Cuando se produjo la crisis financiera mundial de 2008 y la consecuente depresión económica, muchos advirtieron, algunos por enésima vez, que el modelo económico global que habíamos desarrollado adolece de importantes fallos estructurales. Históricamente concebido y diseñado desde la óptica de los pudientes y poderosos, y sustentado con leyes creadas para su beneficio, el modelo sirvió a los bancos e inversores que con sus malos manejos fueron responsables de la burbuja hipotecaria que condujo al desplome de las bolsas y de los créditos en todo el mundo, para salir airosos del descalabro financiero que ellos mismos habían provocado. Y lo consiguieron en casi todas partes. Fueron poquísimos y excepcionales los casos en que se enjuició a responsables bancarios por el desplome mundial de la economía, mientras que las multas impuestas a los bancos fueron, y siguen siendo, ampliamente compensadas por las ganancias obtenidas de sus operaciones fraudulentas.[1] En España, durante los años siguientes, los grupos financieros utilizaron su poder e influencia para que el gobierno aprobara medidas que otorgaran liquidez a los bancos y se continuaran los créditos que sostenían a las grandes empresas a costa de suprimir derechos laborales y sociales, facilitar los despidos y aumentar los impuestos a la población. Las cifras de desempleo, ya altas, llegaron a cotas nunca antes vistas, y el gobierno permitió que los bancos desahuciaran a quienes no podían pagar su hipoteca —al amparo de una ley promulgada hacía más de cien años— mientras inyectaba a esos mismos bancos enormes sumas de dinero que, al final, pagaban los contribuyentes.
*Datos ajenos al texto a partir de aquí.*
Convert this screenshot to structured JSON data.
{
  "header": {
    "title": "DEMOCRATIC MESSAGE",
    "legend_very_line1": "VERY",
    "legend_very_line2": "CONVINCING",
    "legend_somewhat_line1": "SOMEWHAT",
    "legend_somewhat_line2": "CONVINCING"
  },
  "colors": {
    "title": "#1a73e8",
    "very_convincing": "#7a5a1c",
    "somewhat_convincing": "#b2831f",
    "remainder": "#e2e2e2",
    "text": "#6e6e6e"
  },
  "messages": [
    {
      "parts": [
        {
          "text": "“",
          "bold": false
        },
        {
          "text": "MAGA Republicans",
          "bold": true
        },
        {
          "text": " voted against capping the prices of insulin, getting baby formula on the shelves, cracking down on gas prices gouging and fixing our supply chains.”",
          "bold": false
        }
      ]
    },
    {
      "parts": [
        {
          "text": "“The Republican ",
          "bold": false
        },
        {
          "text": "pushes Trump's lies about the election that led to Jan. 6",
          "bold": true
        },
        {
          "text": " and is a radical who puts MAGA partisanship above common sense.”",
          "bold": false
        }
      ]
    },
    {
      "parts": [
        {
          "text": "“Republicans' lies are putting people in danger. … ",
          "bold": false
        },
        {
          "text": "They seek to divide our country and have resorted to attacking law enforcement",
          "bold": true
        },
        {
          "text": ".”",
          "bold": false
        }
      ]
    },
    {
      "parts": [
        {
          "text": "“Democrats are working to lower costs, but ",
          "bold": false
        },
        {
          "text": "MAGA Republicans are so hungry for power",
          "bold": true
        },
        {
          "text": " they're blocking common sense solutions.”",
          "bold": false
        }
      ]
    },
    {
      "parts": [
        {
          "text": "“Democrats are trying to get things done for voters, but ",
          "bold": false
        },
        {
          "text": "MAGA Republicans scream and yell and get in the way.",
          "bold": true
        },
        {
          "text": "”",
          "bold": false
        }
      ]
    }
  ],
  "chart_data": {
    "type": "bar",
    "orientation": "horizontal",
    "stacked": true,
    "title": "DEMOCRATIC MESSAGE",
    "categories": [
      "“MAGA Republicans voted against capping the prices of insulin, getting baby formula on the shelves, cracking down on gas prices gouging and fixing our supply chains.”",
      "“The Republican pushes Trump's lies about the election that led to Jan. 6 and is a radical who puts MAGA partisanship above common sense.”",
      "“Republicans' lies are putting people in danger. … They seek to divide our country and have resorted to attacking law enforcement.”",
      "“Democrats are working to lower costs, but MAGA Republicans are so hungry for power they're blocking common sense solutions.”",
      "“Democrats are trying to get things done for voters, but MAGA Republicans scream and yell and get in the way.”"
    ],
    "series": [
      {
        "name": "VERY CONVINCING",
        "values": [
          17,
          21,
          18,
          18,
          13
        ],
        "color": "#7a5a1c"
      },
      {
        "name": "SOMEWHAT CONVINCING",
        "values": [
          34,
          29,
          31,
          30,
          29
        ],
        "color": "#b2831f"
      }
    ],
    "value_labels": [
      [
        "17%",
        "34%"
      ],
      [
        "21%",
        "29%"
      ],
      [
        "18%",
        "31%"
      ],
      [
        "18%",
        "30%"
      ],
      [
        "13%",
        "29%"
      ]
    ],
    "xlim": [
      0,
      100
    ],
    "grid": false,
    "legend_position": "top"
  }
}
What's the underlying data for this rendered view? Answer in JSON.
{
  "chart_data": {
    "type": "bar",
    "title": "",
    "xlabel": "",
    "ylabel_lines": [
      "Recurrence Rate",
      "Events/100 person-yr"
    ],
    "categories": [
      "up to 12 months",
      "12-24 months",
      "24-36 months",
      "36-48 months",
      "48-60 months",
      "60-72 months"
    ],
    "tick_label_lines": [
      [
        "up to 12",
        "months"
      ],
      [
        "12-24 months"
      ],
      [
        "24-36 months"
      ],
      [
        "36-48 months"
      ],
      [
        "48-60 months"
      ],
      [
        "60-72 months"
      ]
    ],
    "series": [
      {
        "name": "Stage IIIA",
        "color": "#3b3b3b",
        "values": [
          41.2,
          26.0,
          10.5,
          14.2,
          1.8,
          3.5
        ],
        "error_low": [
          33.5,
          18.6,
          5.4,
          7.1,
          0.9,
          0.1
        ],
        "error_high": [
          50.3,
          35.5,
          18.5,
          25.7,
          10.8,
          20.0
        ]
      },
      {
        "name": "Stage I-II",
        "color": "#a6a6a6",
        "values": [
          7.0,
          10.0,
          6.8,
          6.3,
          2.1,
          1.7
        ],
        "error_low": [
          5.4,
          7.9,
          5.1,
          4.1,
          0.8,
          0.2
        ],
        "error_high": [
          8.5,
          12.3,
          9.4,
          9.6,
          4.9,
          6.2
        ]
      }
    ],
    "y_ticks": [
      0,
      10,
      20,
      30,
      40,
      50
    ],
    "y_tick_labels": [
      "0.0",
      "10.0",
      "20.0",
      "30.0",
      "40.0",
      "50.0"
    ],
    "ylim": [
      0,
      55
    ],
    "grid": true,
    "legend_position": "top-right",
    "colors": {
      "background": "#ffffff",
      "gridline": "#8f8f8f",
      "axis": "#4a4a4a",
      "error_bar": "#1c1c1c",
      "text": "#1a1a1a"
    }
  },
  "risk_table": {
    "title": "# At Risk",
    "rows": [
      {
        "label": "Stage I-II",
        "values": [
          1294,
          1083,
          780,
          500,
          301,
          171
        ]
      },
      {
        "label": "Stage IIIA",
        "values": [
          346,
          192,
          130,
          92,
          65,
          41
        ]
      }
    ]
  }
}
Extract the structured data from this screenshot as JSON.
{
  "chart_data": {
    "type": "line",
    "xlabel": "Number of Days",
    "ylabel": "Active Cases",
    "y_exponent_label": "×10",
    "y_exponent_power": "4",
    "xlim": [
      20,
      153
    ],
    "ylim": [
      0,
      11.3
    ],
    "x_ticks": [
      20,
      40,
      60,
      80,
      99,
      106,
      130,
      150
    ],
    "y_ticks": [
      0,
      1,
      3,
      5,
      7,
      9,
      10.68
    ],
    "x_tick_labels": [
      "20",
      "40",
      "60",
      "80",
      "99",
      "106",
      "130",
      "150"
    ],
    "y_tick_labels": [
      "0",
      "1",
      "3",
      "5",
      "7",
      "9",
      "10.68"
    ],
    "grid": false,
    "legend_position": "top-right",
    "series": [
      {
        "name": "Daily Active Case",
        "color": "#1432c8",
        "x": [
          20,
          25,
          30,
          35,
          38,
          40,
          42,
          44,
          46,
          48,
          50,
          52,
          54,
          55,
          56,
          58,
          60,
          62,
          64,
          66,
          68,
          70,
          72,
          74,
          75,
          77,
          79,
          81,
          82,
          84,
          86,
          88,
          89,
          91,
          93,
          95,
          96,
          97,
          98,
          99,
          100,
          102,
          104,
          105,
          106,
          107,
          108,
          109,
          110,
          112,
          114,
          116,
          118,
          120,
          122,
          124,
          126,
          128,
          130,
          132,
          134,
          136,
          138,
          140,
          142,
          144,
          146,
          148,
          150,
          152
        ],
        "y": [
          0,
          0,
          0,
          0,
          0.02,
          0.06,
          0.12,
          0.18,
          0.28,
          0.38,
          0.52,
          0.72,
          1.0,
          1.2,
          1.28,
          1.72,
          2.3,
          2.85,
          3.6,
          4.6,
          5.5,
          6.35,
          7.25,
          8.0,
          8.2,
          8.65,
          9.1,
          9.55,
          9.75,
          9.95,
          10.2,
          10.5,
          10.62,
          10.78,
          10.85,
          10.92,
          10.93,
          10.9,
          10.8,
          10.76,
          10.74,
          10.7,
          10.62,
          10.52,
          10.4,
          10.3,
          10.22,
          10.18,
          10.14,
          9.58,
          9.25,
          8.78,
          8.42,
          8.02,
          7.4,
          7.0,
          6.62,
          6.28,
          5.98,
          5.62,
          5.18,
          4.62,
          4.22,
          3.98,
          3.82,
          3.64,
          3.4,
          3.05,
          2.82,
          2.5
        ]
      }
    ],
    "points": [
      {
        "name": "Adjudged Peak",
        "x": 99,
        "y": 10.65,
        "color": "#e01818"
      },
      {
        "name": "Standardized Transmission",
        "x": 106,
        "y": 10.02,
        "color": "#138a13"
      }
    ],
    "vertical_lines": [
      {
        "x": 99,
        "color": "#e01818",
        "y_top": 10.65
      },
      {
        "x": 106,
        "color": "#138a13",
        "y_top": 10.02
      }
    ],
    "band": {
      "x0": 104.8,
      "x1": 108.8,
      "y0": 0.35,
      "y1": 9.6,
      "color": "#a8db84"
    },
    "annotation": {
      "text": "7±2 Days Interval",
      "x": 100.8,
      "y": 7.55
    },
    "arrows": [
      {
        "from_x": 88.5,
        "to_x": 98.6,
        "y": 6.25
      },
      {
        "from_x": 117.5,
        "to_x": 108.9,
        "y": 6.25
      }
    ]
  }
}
Ante el descontento social, se emitieron leyes para reprimir las protestas.

 

Ya en el siglo XVIII, Kant había advertido que los hombres tienen tendencia a utilizar la institución del derecho para su propio beneficio. De ahí que una función fundamental de las leyes, como antes había señalado Locke, deba ser la de proteger los derechos de los más vulnerables frente al abuso de los poderosos…, incluido el propio Estado. Difícil tarea, ya que el Estado es a la vez legislador, administrador y garante del orden jurídico. Y si bien en los Estados democráticos estos poderes se hayan en teoría separados, en la práctica un partido político con mayoría absoluta en los órganos legislativo y ejecutivo puede llegar a ejercer un poder casi omnímodo. Así, la ética termina cediendo ante la legalidad, y la equidad ante los intereses. Quitarle a los que tienen menos para darle a los que tienen más es gestionar el desequilibrio desequilibrando aún más la balanza. Como consecuencia, de una parte ha aumentado la concentración de la riqueza en unas pocas manos, y de la otra han aumentado la pobreza y la exclusión social. Hoy, un escaso 0,4% de la población del país aglutina casi la mitad del producto interno bruto español. Las medidas dictadas por la ignorancia, falta de previsión y estrechez de miras de quienes parecen pensar que más valen malas prácticas conocidas que buenas por conocer, restauraron los índices macroeconómicos al costo de desatender proyectos sociales y de desmesurados recortes en los fondos destinados a la educación, la investigación, la sanidad y la atención a las personas dependientes…, que ahora han resultado ser una parte considerable de la población de riesgo ante el coronavirus. En particular, la debilidad en la que quedaron los servicios de salud tras las políticas aplicadas para superar la crisis económica ha sido desastrosa para España, que ha resultado, a su vez, uno de los países más afectados por la actual pandemia. Y es que todo se relaciona.


[1] Véase el libro de Ben Bernanke, expresidente de la Reserva Federal de EE.UU., The Courage to Act, Norton & Co., New York/London, 2015.